Of course we had to go out to the French Quarter while there to kill some time between wedding events.
Places like this call me, “Come on in.”
As well as places like this. (AJ, I was thinking about you, this guy gave us tons of free samples and a hefty discount on a case of pralines.)
Had to take a stoll down here. I told the girls that the guy to girl ratio is always about 5:1, and not a single guy on that street is worthy of them. Too bad. One thing I love about this area is how there is music coming out of everywhere, all types, jazz, zydeco, rock, blues, techno, country, you name it. The sounds just sort of all mesh together in one big gumbo of music.
I love these old machines even though they give me the creeps. I wonder what he knows about the future of New Orleans?
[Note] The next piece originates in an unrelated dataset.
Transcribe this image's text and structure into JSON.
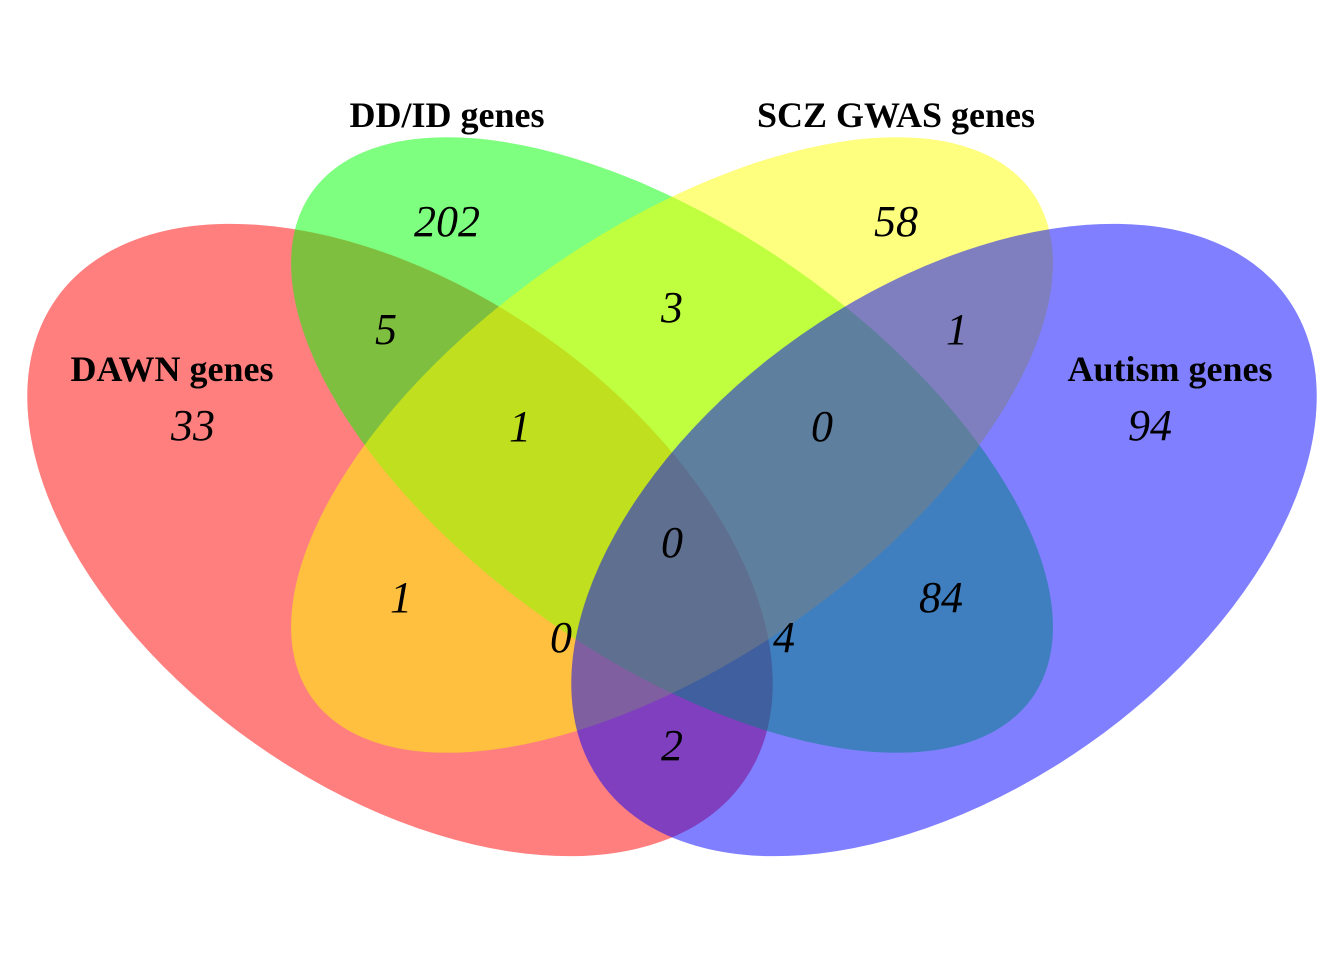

Here is a cool video I took of a street performer/acrobat who cuts a flip over some audience members (Sweetpea and Spanky are in there). It is amazing. Street acts are one of my favorite things to see on any trip, and New Orleans is full of them, especially near Jackson Square.
While we were leaving the Quarter for our trip home, we ran across this guy near the river. He was drumming on plastic five gallon cans for donations. I noticed his legs were bruised and he was weak. Then I noticed the hospital bracelet on his wrist. He said he had just been released from the hospital and pointed to his walker, “I got that from them, too.”
Out of all the people I saw out there, all the Hurricane Katrina stories I heard over the weekend, this one man embodied the spirit of the people there the best. Still crippled, but up on their feet and back to work with no excuses, no rest. Just moving on. So really, as weak as this man looked, he possessed some of the greatest strength and resilience I have ever seen.